Okaz, E., Argüello-Miranda, O., Bogdanova, A., Vinod, P. K., Lipp, J. J., Markova, Z., et al. (2012). Meiotic Prophase Requires Proteolysis of M Phase Regulators Mediated by the Meiosis-Specific APC/C-Ama1. CELL, 151(3), 603-618. doi:10.1016/j.cell.2012.08.044.


Cite as: http://hdl.handle.net/11858/00-001M-0000-000E-7761-6
Abstract
Whereas proliferating cells enter M phase shortly after DNA replication, the first M phase of meiosis is preceded by an extended prophase in which homologous chromosomes undergo recombination.
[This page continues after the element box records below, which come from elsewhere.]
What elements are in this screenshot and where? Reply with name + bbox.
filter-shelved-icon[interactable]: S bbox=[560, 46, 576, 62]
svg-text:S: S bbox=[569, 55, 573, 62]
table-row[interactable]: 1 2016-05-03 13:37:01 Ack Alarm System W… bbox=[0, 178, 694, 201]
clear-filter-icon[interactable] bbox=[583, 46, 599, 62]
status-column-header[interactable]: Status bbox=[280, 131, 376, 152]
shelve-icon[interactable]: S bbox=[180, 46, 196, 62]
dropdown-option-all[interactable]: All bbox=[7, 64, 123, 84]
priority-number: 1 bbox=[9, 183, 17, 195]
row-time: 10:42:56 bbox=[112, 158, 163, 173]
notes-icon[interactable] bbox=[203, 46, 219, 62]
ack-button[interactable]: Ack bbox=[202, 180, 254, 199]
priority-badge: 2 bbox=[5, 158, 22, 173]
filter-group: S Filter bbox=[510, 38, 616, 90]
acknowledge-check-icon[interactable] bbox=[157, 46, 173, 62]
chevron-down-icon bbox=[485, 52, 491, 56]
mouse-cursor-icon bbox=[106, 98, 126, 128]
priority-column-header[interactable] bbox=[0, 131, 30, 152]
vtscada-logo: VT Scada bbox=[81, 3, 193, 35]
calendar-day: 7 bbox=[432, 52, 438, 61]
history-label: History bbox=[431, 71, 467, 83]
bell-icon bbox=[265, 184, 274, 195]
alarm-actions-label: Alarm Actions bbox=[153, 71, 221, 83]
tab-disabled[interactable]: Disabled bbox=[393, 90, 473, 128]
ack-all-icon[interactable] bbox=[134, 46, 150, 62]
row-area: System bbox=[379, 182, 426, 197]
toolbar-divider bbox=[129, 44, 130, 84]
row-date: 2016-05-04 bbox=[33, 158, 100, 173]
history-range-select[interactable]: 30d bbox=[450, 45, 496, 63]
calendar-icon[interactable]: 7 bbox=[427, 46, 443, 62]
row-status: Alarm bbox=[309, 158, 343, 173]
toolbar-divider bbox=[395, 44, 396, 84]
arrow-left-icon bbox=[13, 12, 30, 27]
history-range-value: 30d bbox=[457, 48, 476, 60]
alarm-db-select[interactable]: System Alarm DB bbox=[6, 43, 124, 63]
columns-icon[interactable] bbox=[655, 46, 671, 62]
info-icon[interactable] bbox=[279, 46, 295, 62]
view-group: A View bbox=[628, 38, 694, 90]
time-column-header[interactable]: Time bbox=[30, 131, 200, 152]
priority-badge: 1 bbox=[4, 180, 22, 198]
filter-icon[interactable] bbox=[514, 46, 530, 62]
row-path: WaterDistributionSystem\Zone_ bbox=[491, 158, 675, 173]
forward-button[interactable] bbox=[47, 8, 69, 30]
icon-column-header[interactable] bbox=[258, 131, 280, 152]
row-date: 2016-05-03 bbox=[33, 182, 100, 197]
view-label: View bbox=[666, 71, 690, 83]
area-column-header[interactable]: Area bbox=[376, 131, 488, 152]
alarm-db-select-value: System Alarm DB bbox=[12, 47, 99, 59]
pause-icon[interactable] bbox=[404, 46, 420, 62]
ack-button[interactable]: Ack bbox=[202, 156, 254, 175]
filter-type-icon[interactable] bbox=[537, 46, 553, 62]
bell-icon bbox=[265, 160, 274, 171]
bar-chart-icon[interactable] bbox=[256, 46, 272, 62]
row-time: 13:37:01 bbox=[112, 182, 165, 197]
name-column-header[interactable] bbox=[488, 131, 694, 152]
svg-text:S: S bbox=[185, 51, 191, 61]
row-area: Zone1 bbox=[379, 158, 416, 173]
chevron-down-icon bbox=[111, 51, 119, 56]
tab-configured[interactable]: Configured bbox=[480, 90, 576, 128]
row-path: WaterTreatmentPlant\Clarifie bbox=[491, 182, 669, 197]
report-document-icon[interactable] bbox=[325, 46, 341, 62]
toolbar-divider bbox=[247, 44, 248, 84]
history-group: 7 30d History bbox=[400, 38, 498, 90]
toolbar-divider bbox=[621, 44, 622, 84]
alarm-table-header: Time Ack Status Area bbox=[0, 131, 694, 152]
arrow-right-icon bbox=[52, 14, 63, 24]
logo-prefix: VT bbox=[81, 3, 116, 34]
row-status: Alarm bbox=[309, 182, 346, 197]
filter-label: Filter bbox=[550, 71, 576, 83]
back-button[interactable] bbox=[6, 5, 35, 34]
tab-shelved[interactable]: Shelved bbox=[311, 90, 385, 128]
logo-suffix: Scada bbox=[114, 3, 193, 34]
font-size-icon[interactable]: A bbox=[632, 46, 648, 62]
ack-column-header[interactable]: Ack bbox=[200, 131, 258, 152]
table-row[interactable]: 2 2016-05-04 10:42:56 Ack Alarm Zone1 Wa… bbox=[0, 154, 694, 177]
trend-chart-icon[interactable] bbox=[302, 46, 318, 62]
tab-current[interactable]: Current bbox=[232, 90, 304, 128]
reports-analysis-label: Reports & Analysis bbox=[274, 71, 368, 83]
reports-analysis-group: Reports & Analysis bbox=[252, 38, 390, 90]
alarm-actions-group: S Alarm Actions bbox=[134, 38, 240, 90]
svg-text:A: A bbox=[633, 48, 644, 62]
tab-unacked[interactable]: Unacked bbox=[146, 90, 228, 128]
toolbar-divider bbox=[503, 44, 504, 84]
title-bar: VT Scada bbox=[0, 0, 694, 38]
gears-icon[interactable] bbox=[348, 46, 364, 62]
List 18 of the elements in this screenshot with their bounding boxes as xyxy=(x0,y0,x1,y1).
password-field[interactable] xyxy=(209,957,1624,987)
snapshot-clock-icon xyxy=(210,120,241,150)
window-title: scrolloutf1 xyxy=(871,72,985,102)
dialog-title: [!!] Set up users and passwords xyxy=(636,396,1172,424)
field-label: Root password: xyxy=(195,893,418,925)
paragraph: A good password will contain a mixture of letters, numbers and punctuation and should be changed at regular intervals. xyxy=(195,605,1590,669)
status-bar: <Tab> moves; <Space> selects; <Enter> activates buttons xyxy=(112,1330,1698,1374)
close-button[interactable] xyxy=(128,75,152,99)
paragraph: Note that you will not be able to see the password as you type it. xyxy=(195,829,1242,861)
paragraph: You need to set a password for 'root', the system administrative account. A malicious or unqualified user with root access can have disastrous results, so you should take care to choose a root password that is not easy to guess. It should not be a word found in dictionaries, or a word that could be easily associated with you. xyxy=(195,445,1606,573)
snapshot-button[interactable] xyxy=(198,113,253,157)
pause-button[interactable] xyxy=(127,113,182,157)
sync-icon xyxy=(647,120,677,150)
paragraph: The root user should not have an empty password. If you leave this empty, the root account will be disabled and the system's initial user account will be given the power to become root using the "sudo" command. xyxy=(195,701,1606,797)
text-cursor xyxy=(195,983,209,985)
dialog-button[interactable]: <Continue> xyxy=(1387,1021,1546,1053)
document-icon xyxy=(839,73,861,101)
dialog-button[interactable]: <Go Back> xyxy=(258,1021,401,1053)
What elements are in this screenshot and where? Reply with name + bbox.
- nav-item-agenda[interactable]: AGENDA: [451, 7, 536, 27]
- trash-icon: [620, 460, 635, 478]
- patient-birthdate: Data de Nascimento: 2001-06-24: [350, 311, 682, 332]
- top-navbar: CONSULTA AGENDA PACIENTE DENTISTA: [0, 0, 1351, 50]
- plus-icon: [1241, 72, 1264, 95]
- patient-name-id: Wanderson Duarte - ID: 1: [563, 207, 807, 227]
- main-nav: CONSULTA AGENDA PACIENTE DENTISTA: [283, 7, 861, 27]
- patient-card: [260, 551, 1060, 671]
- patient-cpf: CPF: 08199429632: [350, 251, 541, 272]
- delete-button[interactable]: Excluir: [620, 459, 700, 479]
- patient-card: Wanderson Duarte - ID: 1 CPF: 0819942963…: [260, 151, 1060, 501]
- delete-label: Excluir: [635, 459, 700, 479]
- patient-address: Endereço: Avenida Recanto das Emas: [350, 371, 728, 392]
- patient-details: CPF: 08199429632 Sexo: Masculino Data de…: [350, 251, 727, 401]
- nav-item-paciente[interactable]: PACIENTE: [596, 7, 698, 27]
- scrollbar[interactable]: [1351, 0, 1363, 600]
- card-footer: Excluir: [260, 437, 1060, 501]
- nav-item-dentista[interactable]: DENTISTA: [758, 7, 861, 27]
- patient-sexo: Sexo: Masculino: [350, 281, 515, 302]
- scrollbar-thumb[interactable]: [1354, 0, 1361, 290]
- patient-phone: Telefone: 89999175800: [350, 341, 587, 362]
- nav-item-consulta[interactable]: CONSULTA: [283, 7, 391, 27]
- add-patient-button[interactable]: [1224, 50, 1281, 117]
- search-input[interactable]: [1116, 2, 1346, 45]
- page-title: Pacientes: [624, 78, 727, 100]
Exit from prophase I is controlled by the recombination checkpoint (RC), which, in yeast, represses the meiosis-specific transcription factor Ndt80 required for the expression of B-type cyclins and other M phase regulators. We show that an extended prophase I additionally requires the suppression of latent, mitotic cell-cycle controls by the anaphase-promoting complex (APC/C) and its meiosis-specific activator Ama1, which trigger the degradation of M phase regulators and Ndd1, a subunit of a mitotic transcription factor. ama1 Delta mutants exit from prophase I prematurely and independently of the RC, which results in recombination defects and chromosome missegregation. Thus, control of prophase I by meiotic mechanisms depends on the suppression of the alternative, mitotic mechanisms by a meiosis-specific form of the APC/C.